Peripheral arterial disease (PAD) occurs when plaque builds up in the arteries (atherosclerosis), reducing blood flow to the limbs. Common risk factors of PAD include smoking, exposure to secondhand smoke, high blood pressure, high lipids (cholesterol and/or triglycerides), diabetes, obesity, inactivity, age greater than 50, male gender, family history, genetic conditions and ethnicity.
Common symptoms of PAD include pain, fatigue, heaviness, cramping or discomfort in the leg muscles (calf, thigh or buttocks) that occur during activity such as walking or climbing stairs. The location of intermittent claudication depends on where the artery is blocked or narrowed. The pain or discomfort goes away once the activity is stopped and during rest.

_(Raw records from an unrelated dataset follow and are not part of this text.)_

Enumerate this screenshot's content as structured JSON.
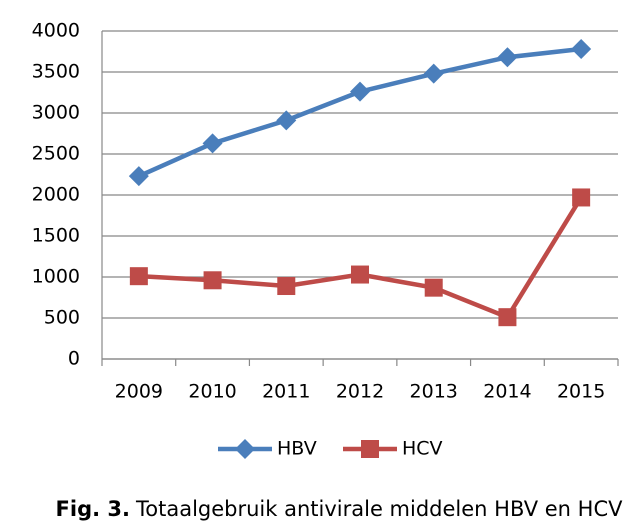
{
  "chart_data": {
    "type": "line",
    "categories": [
      "2009",
      "2010",
      "2011",
      "2012",
      "2013",
      "2014",
      "2015"
    ],
    "series": [
      {
        "name": "HBV",
        "color": "#4a7ebb",
        "marker": "diamond",
        "values": [
          2230,
          2630,
          2910,
          3260,
          3480,
          3680,
          3780
        ]
      },
      {
        "name": "HCV",
        "color": "#be4b48",
        "marker": "square",
        "values": [
          1010,
          960,
          890,
          1030,
          870,
          510,
          1970
        ]
      }
    ],
    "ylim": [
      0,
      4000
    ],
    "yticks": [
      0,
      500,
      1000,
      1500,
      2000,
      2500,
      3000,
      3500,
      4000
    ],
    "grid": true,
    "legend": "bottom",
    "caption_label": "Fig. 3.",
    "caption": "Totaalgebruik antivirale middelen HBV en HCV"
  }
}
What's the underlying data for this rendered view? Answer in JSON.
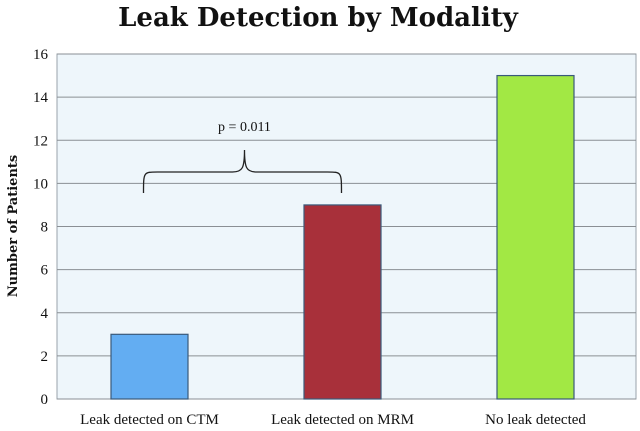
{
  "chart_data": {
    "type": "bar",
    "title": "Leak Detection by Modality",
    "xlabel": "",
    "ylabel": "Number of Patients",
    "categories": [
      "Leak detected on CTM",
      "Leak detected on MRM",
      "No leak detected"
    ],
    "values": [
      3,
      9,
      15
    ],
    "colors": [
      "#63adf2",
      "#a8303a",
      "#a2e844"
    ],
    "ylim": [
      0,
      16
    ],
    "yticks": [
      0,
      2,
      4,
      6,
      8,
      10,
      12,
      14,
      16
    ],
    "grid": true,
    "plot_background": "#eef6fb",
    "annotation": {
      "text": "p = 0.011",
      "spans": [
        "Leak detected on CTM",
        "Leak detected on MRM"
      ]
    }
  }
}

Treatment for peripheral arterial disease depends on a person’s overall health, the symptoms, and the results of tests a doctor may perform to diagnose the condition. Treatment may be a combination of lifestyle changes, medications, catheter-based procedures or, in some cases, surgery.
For mild disease, we may recommend that a person remain under observation while adopting lifestyle changes. Smokers should quit. Stopping tobacco use is the first step in treating peripheral arterial disease. Regular walking will help condition muscles and improve blood flow in the legs. Exercise will also help control other risk factors such as high blood pressure, high cholesterol, obesity and diabetes. Eating healthy foods can help lower high cholesterol levels and control diabetes. And those who are overweight should lose weight.
Medications cannot cure peripheral arterial disease, but they can help treat conditions that contribute to the disease, such as high cholesterol and triglycerides, high blood pressure or diabetes.
Several procedures can treat narrowed or blocked arteries. In angioplasty, a thin tube (catheter) with a tiny balloon at its tip is inserted into a blood vessel and threaded to the blocked area of the artery. The balloon is then inflated, pushing plaque to the side and opening the artery. Sometimes a wire mesh tube (stent) is wrapped around the balloon so that when the balloon is inserted and inflated, the stent is opened and positioned within the artery. The balloon is then deflated and removed, leaving the stent in place.